The Google sound compilation, which consisted of a mix of human speech, music, and machine noise, first taught the algorithm to distinguish between various types of noise. Then when the system was applied to forests, it was able to classify the categories of sounds in the forest. The authors wrote that it could one day be used to detect irregular activities like illegal logging and hunting.

Lamont imagines that he could possibly repurpose a similar algorithm to sort through the mountains of ocean sounds he has to analyze. 

The need for cheaper hardware

The other, more classic way to power a useful machine learning algorithm for undersea soundscapes is to collect heaps of data. There are ongoing efforts around the world to build marine soundsets, but the cost of equipment can be a limitation. A high-quality hydrophone with a large memory card, for example, can cost around $3,000.

“They’re often really expensive, which is a bit of an issue if we want more than just well-funded scientists to be able to do this,” says Lamont. In October, he and his colleagues published a study in Ecological Indicators that found that audio from Go-Pro cameras (which cost about $500) were in many cases comparable to the quality of data that they got with a hydrophone. 

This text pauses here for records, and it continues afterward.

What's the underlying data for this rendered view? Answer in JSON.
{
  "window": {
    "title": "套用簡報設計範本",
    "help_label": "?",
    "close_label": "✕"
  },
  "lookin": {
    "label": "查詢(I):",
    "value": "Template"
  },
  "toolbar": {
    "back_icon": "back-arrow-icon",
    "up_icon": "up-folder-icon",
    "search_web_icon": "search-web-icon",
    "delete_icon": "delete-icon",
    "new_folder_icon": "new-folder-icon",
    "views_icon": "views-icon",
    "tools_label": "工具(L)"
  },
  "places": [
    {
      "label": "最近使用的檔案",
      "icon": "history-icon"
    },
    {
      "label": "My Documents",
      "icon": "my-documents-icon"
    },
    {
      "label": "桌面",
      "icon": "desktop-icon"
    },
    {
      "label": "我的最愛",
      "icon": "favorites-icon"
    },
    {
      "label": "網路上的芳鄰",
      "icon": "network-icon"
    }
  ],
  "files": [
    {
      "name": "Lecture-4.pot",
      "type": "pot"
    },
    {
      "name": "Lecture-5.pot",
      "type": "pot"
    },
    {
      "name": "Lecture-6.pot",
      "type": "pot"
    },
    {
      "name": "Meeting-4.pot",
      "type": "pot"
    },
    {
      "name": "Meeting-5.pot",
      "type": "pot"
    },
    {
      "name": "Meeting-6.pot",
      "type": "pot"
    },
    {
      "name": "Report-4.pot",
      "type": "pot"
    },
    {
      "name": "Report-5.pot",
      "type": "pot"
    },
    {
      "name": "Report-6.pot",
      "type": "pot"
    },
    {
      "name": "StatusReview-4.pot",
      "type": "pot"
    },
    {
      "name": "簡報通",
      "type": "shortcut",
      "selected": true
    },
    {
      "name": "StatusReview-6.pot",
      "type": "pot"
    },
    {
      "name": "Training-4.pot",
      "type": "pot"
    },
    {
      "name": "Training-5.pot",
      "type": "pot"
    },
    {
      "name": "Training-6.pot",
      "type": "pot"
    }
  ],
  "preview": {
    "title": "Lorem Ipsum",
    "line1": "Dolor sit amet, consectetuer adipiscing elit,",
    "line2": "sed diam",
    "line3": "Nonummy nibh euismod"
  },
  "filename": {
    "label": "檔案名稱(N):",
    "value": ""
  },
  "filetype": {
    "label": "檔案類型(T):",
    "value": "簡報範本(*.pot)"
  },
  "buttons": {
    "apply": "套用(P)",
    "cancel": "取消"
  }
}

[Related: These free-floating robots can monitor the health of our oceans]

“Trialing these lower-cost recordings opens the door for many more people to be involved,” he says. “That would then allow us to collect much more data that would feed into these automated analysis techniques in such a way that we can get useful information [with] low effort.” 

Already, ocean-monitoring technology has come a long way. About a decade ago, hydrophones ran on tape reels and had to be attached to a cable that hung off the side of a boat, where a non-waterproof recording station was housed. Now, they’re completely wireless and can be dropped into a sea bed for weeks or months at a time—until the data needs to be collected. 

“Our ability to take long-term, high-quality recordings underwater is quite a new thing,” Lamont notes. “And that’s partly why we keep discovering all these new things no one’s ever recorded before.” He recalls coming across completely uncanny reef noises as he listened back on the recordings from Indonesia, including the grunt of a soldierfish, the scrape of a parrotfish, and the whoop of a damselfish. But there were some sounds, like a “laugh” that usually occurred at sunrise, that he couldn’t quite place onto a specific species. 

“There’s this fun element of mystery around that,” Lamont says. “There are exciting prospects on the horizon for this field, given how young it is.”